Все время, подымая восстание, Богдан сомневался в своих силах, теперь же владыка сам в предсмертную минуту завещал ему все свое дело и его поставил оборонцем церкви и страны. Этот высокий завет, показывавший, как верил владыка в силы гетмана, наполнял сердце Богдана чувством глубокой гордости, но вместе с тем и смущал его своей, ответственностью.

— Мне ли, грешному, недостойному? — шептал он, прижимая к своим губам крест, который владыка носил всегда на груди. — О, если бы ты был жив, чего бы мы ни сделали с тобой! А я... я сам!.. Но, несмотря на эти слова, Богдан чувствовал, как завещание владыки освящало дело восстания в подвижничество великое и подымало его самого в своих глазах, наполняя душу приливом новой энергии, уверенности и силы.

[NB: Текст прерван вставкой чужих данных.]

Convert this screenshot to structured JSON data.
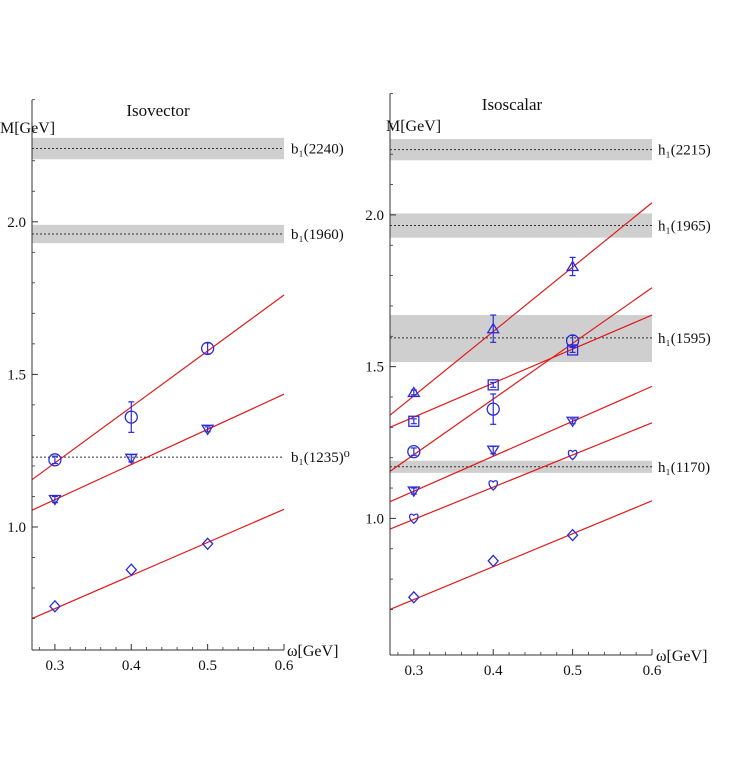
{
  "colors": {
    "marker": "#2b2bd9",
    "fit_line": "#e01a1a",
    "band_fill": "#cfcfcf",
    "axis": "#333333",
    "level_line": "#333333"
  },
  "chart_data": [
    {
      "type": "scatter",
      "title": "Isovector",
      "xlabel": "ω[GeV]",
      "ylabel": "M[GeV]",
      "xlim": [
        0.27,
        0.6
      ],
      "ylim": [
        0.6,
        2.4
      ],
      "x_ticks": [
        0.3,
        0.4,
        0.5,
        0.6
      ],
      "x_tick_labels": [
        "0.3",
        "0.4",
        "0.5",
        "0.6"
      ],
      "y_ticks": [
        1.0,
        1.5,
        2.0
      ],
      "y_tick_labels": [
        "1.0",
        "1.5",
        "2.0"
      ],
      "grid": false,
      "bands": [
        {
          "label": "b₁(2240)",
          "center": 2.24,
          "low": 2.205,
          "high": 2.275
        },
        {
          "label": "b₁(1960)",
          "center": 1.96,
          "low": 1.93,
          "high": 1.99
        },
        {
          "label": "b₁(1235)⁰",
          "center": 1.229,
          "low": 1.229,
          "high": 1.229
        }
      ],
      "series": [
        {
          "marker": "circle",
          "x": [
            0.3,
            0.4,
            0.5
          ],
          "y": [
            1.22,
            1.36,
            1.585
          ],
          "err": [
            0.012,
            0.05,
            0.018
          ]
        },
        {
          "marker": "triangle-down",
          "x": [
            0.3,
            0.4,
            0.5
          ],
          "y": [
            1.09,
            1.225,
            1.32
          ],
          "err": [
            0.01,
            0.012,
            0.008
          ]
        },
        {
          "marker": "diamond",
          "x": [
            0.3,
            0.4,
            0.5
          ],
          "y": [
            0.74,
            0.86,
            0.945
          ],
          "err": [
            0,
            0,
            0
          ]
        }
      ],
      "fit_lines": [
        {
          "x": [
            0.27,
            0.6
          ],
          "y": [
            1.155,
            1.76
          ]
        },
        {
          "x": [
            0.27,
            0.6
          ],
          "y": [
            1.055,
            1.435
          ]
        },
        {
          "x": [
            0.27,
            0.6
          ],
          "y": [
            0.7,
            1.058
          ]
        }
      ]
    },
    {
      "type": "scatter",
      "title": "Isoscalar",
      "xlabel": "ω[GeV]",
      "ylabel": "M[GeV]",
      "xlim": [
        0.27,
        0.6
      ],
      "ylim": [
        0.6,
        2.4
      ],
      "x_ticks": [
        0.3,
        0.4,
        0.5,
        0.6
      ],
      "x_tick_labels": [
        "0.3",
        "0.4",
        "0.5",
        "0.6"
      ],
      "y_ticks": [
        1.0,
        1.5,
        2.0
      ],
      "y_tick_labels": [
        "1.0",
        "1.5",
        "2.0"
      ],
      "grid": false,
      "bands": [
        {
          "label": "h₁(2215)",
          "center": 2.215,
          "low": 2.18,
          "high": 2.25
        },
        {
          "label": "h₁(1965)",
          "center": 1.965,
          "low": 1.925,
          "high": 2.005
        },
        {
          "label": "h₁(1595)",
          "center": 1.595,
          "low": 1.515,
          "high": 1.67
        },
        {
          "label": "h₁(1170)",
          "center": 1.17,
          "low": 1.15,
          "high": 1.19
        }
      ],
      "series": [
        {
          "marker": "triangle-up",
          "x": [
            0.3,
            0.4,
            0.5
          ],
          "y": [
            1.415,
            1.625,
            1.83
          ],
          "err": [
            0.008,
            0.045,
            0.03
          ]
        },
        {
          "marker": "square",
          "x": [
            0.3,
            0.4,
            0.5
          ],
          "y": [
            1.32,
            1.44,
            1.555
          ],
          "err": [
            0.008,
            0.008,
            0.008
          ]
        },
        {
          "marker": "circle",
          "x": [
            0.3,
            0.4,
            0.5
          ],
          "y": [
            1.22,
            1.36,
            1.585
          ],
          "err": [
            0.012,
            0.05,
            0.018
          ]
        },
        {
          "marker": "triangle-down",
          "x": [
            0.3,
            0.4,
            0.5
          ],
          "y": [
            1.09,
            1.225,
            1.32
          ],
          "err": [
            0.01,
            0.012,
            0.008
          ]
        },
        {
          "marker": "heart",
          "x": [
            0.3,
            0.4,
            0.5
          ],
          "y": [
            1.0,
            1.11,
            1.21
          ],
          "err": [
            0,
            0,
            0
          ]
        },
        {
          "marker": "diamond",
          "x": [
            0.3,
            0.4,
            0.5
          ],
          "y": [
            0.74,
            0.86,
            0.945
          ],
          "err": [
            0,
            0,
            0
          ]
        }
      ],
      "fit_lines": [
        {
          "x": [
            0.27,
            0.6
          ],
          "y": [
            1.34,
            2.04
          ]
        },
        {
          "x": [
            0.27,
            0.6
          ],
          "y": [
            1.3,
            1.67
          ]
        },
        {
          "x": [
            0.27,
            0.6
          ],
          "y": [
            1.155,
            1.76
          ]
        },
        {
          "x": [
            0.27,
            0.6
          ],
          "y": [
            1.055,
            1.435
          ]
        },
        {
          "x": [
            0.27,
            0.6
          ],
          "y": [
            0.965,
            1.315
          ]
        },
        {
          "x": [
            0.27,
            0.6
          ],
          "y": [
            0.7,
            1.058
          ]
        }
      ]
    }
  ]
}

«Ты поручил мне охранить святой крест и бедный люд мой, — говорил он, обращаясь мысленно к тени покойного владыки, — и клянусь твоему праху, как клялся тебе: или самому погибнуть, или защитить и укрепить всю страну».

Богдан хотел отправиться немедленно на похороны владыки в Киев, но узнал от Балыки, что по причине сильной жары и страшно быстрого разложения тело святого отца уже предано земле. Известие это усугубило еще более rope Богдана. Однако наступающие события не дозволили гетману долго предаваться ему.